Overview
MO-Playground is a Python library for massively parallelized multi-objective reinforcement learning (MORL) for robotics, built on JAX and MuJoCo Playground. It provides GPU-accelerated environments, training utilities (MORLAX, a multi-objective extension of PPO), and a set of pre-defined robotics tasks — cheetah, hopper, walker, ant, humanoid, and the bruce humanoid — for benchmarking and developing MORL policies that trade off between competing reward objectives.
Installation
There are two ways to install moplayground: via pip or git.
-
To install using
pip, simply usepip install moplayground. -
For
git, copy the SSH or HTTPS link from the moplayground repository and clone the repoistory usinggit clone.
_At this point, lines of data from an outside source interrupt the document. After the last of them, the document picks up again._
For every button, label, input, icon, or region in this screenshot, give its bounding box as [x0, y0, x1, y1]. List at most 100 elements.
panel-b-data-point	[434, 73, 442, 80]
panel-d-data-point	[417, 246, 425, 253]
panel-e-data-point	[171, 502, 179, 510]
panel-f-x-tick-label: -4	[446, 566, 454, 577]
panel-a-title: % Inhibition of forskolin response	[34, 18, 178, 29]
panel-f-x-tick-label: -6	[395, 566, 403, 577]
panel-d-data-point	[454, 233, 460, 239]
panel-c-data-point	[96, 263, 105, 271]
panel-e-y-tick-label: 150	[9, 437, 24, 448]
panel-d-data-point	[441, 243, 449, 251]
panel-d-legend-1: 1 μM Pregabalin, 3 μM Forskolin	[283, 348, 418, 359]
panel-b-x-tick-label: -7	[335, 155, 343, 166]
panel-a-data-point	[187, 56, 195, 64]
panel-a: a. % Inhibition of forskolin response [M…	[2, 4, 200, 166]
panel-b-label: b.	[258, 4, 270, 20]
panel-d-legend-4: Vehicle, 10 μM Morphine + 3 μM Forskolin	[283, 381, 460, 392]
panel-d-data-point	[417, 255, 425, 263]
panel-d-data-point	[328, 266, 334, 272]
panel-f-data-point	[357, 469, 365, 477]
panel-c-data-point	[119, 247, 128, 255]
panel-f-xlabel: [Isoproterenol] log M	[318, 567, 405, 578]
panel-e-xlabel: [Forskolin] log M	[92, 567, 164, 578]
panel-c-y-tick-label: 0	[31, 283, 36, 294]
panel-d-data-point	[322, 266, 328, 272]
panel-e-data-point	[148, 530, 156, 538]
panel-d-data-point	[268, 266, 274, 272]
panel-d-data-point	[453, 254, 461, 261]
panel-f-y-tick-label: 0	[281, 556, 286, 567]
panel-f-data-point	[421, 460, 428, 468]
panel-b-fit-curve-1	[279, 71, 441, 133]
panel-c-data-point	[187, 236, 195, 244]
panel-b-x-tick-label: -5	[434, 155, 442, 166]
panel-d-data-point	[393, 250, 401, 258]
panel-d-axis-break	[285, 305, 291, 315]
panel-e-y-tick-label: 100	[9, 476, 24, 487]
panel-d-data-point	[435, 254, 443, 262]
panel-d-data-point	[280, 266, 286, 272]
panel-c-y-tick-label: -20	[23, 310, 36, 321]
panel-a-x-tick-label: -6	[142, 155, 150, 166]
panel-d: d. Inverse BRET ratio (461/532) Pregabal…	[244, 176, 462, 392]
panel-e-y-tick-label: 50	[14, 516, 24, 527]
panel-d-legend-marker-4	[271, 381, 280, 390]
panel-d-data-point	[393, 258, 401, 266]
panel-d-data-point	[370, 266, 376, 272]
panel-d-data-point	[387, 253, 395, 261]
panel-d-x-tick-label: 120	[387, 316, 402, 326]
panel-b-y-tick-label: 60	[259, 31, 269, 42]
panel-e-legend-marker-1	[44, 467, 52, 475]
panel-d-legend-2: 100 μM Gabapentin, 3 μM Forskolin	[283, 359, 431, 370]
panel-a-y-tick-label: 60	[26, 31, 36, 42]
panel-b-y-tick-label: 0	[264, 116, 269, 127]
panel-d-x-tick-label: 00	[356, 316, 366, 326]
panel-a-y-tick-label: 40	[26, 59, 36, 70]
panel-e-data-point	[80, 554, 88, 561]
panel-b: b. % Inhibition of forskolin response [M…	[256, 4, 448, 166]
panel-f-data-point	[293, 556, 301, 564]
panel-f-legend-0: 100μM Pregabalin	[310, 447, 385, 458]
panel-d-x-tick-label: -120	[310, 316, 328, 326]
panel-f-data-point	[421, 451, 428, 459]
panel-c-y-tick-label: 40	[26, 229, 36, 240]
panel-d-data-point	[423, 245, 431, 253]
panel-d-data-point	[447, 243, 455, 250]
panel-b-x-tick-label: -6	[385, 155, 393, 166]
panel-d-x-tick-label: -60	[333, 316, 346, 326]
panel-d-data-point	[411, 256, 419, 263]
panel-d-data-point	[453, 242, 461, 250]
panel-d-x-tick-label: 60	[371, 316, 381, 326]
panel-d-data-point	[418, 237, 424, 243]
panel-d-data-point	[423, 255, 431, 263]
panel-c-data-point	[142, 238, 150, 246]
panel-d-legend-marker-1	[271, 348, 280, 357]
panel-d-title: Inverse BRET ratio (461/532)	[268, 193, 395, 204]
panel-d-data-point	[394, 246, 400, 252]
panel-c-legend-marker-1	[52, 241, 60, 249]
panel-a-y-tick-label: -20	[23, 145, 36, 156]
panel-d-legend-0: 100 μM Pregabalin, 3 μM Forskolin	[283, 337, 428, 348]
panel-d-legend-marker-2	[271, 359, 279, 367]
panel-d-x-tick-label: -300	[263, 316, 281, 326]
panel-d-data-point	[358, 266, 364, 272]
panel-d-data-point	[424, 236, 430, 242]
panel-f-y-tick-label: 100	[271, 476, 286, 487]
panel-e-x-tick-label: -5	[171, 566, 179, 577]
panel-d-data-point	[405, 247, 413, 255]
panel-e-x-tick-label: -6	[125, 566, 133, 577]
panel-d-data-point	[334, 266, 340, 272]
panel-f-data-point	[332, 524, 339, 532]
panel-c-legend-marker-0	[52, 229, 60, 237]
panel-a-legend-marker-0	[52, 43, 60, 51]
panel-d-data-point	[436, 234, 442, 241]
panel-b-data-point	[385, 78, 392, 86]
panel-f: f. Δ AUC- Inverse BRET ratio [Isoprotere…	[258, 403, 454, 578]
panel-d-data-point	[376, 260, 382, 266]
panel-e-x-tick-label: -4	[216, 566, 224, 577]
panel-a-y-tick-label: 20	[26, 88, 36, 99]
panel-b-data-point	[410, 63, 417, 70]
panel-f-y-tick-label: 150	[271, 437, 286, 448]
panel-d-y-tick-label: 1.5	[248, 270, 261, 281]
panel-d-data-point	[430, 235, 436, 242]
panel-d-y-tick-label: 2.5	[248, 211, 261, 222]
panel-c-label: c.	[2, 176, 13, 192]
Next, using the provided ymls, create a new conda environment.-
If you want to enable GPU-based training or are using Linux (tested on Ubuntu 22.04), run:
# Navigate to the moplayground directory conda env create -f environment.yml conda activate moplayground pip install -e . -
If you just want to evaluate policies and explore the code (i.e. running on a Mac):
# Navigate to the moplayground directory conda env create -f mac_environment.yml conda activate moplayground pip install -e .
That last line locally installs the package into your Python environment in editable mode, so you can change
moplayground’s code and it will be reflected when you importmoplaygroundin your scripts. -
Basic Usage
Several scripts have been provided that let you train and rollout policies. The following pages walk through the primary usage of MO-Playground:
- Simulating — download pre-trained policies and roll them out.
- Training — train a policy on an existing environment.
- Custom Environments — define your own environment.
- Plotting — visualize results.
General notes for development
When working on MO-Playground, it is generally assumed that you are familiar with MuJoCo Playground. Specifically, how the MjxEnv class works, including the step and reset functions.
The main change from MuJoCo Playground is that we use a SwappableBase class implemented in moplayground’s RL backend: minimal-mjx. The most important thing here is that all numpy operations are done using self._np (i.e. self._np.zeros(3)), since we change the numpy and mujoco backends depending on if MJX is being used or not (i.e. CPU vs GPU tasks).
It is also useful to take a look at how PPO works in brax before diving into MORLAX.